31 Oct 2012 Posted in News Release By Press Office
The findings follow analysis conducted earlier in the year by OHE which forecast spending on medicines in the UK as a whole.
In response to the findings, Stephen Whitehead, the leader of the research based pharmaceutical industry in the UK, said he is concerned that with the NHS spending less and less on the newest branded medicines we risk falling further behind Europe on patient healthcare outcomes.
The figures for England show that spending on the newest and most innovative branded medicines will rise by just 1.2 per cent annually over the next three years, which represents an actual decrease in real terms as total NHS spending is set to rise by approximately 2.5 per cent a year until 2015.1 For spending on all medicines, growth remains flat at 3.6 per cent – the same as the period for 2009-11 which was also 3.6 per cent.
The report also reveals that the NHS in England is actually projected to save £2.8bn from 2012 to 2015 as many medicines lose their patent exclusivity and can be prescribed much more cheaply as generics.
Commenting, Stephen Whitehead, Chief Executive of the ABPI, said:
"The latest research from the Office of Health Economics again confirms that spending on medicines is flat.
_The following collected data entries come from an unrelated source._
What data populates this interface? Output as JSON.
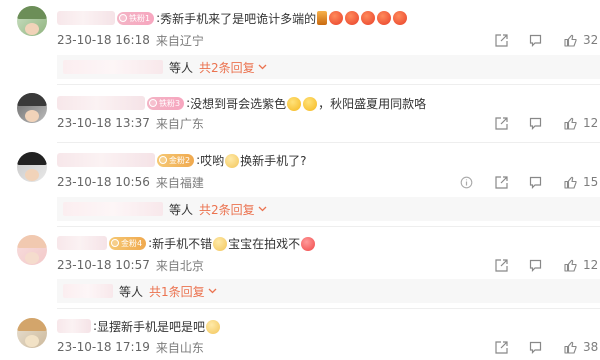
{
  "comments": [
    {
      "badge": "铁粉1",
      "badge_style": "pink",
      "text": "秀新手机来了是吧诡计多端的",
      "emojis_after": [
        "candle",
        "red",
        "red",
        "red",
        "red",
        "red"
      ],
      "date": "23-10-18 16:18",
      "location": "来自辽宁",
      "likes": "32",
      "reply": {
        "who": "等人",
        "link": "共2条回复"
      }
    },
    {
      "badge": "铁粉3",
      "badge_style": "pink",
      "text_before": "没想到哥会选紫色",
      "text_after": "，秋阳盛夏用同款咯",
      "date": "23-10-18 13:37",
      "location": "来自广东",
      "likes": "12"
    },
    {
      "badge": "金粉2",
      "badge_style": "gold",
      "text_before": "哎哟",
      "text_after": "换新手机了?",
      "date": "23-10-18 10:56",
      "location": "来自福建",
      "likes": "15",
      "reply": {
        "who": "等人",
        "link": "共2条回复"
      }
    },
    {
      "badge": "金粉4",
      "badge_style": "gold",
      "text_before": "新手机不错",
      "text_after": "宝宝在拍戏不",
      "date": "23-10-18 10:57",
      "location": "来自北京",
      "likes": "12",
      "reply": {
        "who": "等人",
        "link": "共1条回复"
      }
    },
    {
      "text": "显摆新手机是吧是吧",
      "date": "23-10-18 17:19",
      "location": "来自山东",
      "likes": "38"
    }
  ],
  "icons": {
    "share": "share-icon",
    "comment": "comment-icon",
    "like": "thumbs-up-icon",
    "caret": "chevron-down-icon"
  },
  "colors": {
    "link": "#eb7350",
    "meta": "#7d7d7d"
  }
}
Coupled with last week’s news that UK prices are amongst the lowest in Europe, it is abundantly clear that the NHS is getting a good deal from the pharmaceutical industry.
"But the balance must be right, and I am concerned the NHS is spending less and less on the newest branded medicines. The NHS has the scope to invest in newer medicines because they are saving billions on medicines as treatments lose their patents. It is these new, advanced medicines which can often have the greatest impact on treating disease and which we need to ensure reach patients to bring us closer in to line with Europe on health outcomes.
"It is important we see medicines for what they are, not simply a cost, but an investment. An investment not only in the health of patients, but also an investment that reduces expensive hospital care, promotes medical research and spurs growth in the UK economy."